France is not a country like the others. (it isn’t?)
The meaning of injustice is sharper than elsewhere. (it is? sharper than, say, in Syria or Iraq?) The need for mutual aid and solidarity is stronger. (how do you figure?)
Here in France, those who work pay for the pensions of retirees. Here in France, a large number of citizens pay income tax, sometimes a lot, which reduces inequalities (but you gave a huge tax break to your rich friends … so does that mean that inequalities have escalated?). Here, education, health, security, justice are accessible to all regardless of their situation and wealth. The vagaries of life, such as unemployment, can be overcome, thanks to the effort shared by all.
This is why France, of all nations, is one of the most fraternal and the most egalitarian. (Fraternal? Those recent riots with scenes of people getting their heads bashed in didn’t look too fraternal to me.)
It is also one of the freest, since everyone is protected in his rights and in his freedom of opinion, conscience, belief or philosophy. (I think that some Muslims who are banned from wearing certain Islamic clothing would disagree with you there, Mr. President. Oh, I see that you carefully omitted “freedom of religion”.)
And every citizen has the right to choose those who will bear his voice in the conduct of this country, in the drafting of its laws, in the major decisions to be taken. Everyone shares the fate of the others and everyone is called upon to decide the fate of all: it is all that, the French nation. How can we not feel pride in being French?

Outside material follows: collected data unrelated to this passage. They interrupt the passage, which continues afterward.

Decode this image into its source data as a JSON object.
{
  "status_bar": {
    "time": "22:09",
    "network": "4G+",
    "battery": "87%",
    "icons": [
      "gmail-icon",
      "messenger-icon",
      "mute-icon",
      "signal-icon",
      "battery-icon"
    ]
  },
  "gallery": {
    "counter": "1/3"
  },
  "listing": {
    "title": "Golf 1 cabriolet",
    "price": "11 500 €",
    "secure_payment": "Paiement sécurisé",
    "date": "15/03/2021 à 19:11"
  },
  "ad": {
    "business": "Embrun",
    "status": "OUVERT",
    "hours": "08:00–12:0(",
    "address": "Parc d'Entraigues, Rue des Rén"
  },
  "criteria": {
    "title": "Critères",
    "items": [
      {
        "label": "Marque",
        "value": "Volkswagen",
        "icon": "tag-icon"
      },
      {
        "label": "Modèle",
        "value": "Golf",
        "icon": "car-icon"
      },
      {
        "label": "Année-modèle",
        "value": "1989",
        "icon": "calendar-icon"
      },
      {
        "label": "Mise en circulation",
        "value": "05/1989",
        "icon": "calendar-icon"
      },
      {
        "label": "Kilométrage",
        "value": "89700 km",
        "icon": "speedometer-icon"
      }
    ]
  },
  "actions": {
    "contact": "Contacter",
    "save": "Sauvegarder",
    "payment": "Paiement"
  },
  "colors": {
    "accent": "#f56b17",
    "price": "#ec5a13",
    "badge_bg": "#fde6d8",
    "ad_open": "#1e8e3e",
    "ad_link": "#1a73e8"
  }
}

I know, of course, that some of us today are dissatisfied or angry. Because taxes are too high for them and public services too far away, because wages are too low for some to be able to live with dignity, and because of the fact that our country does not offer the same chances of succeeding based on the place or the family someone comes from. (And why is that?? So you’re admitting that a Mohammed from the burbs or Algeria doesn’t stand a chance.) All would like a more prosperous country and a more just society. (Isn’t that your job?)
This ambition, I share it. The society we want is a society in which to succeed one should not need relationships or fortune, but effort and work. In France, but also in Europe and in the world, not only a great anxiety, but also a great trouble has won the spirits (We have a lot of ‘trouble’, can you be more specific?). We must respond with clear ideas.
Taxes are at the heart of our national solidarity. Taxes finance our public services. They pay our teachers, firefighters, police, military, magistrates, nurses and all the public servants who work for you. But taxes, when too high, deprives our economy of resources that could be usefully invested in companies, thus creating jobs and growth. And it deprives workers of the fruit of their efforts.
This is why I proposed and I launch today a great national debate which will run until March 15th. In recent weeks, mayors have opened their town halls so that you can express your expectations. I have received the first feedback which I will take into account. We will now enter a larger phase and you will be able to participate in debates near your home or express yourself on the internet to put forward your proposals and your ideas. In France, overseas and with French residents abroad. In villages, towns, neighborhoods, on the initiative of mayors, elected officials, community leaders, or ordinary citizens … In parliamentary assemblies as regional or departmental.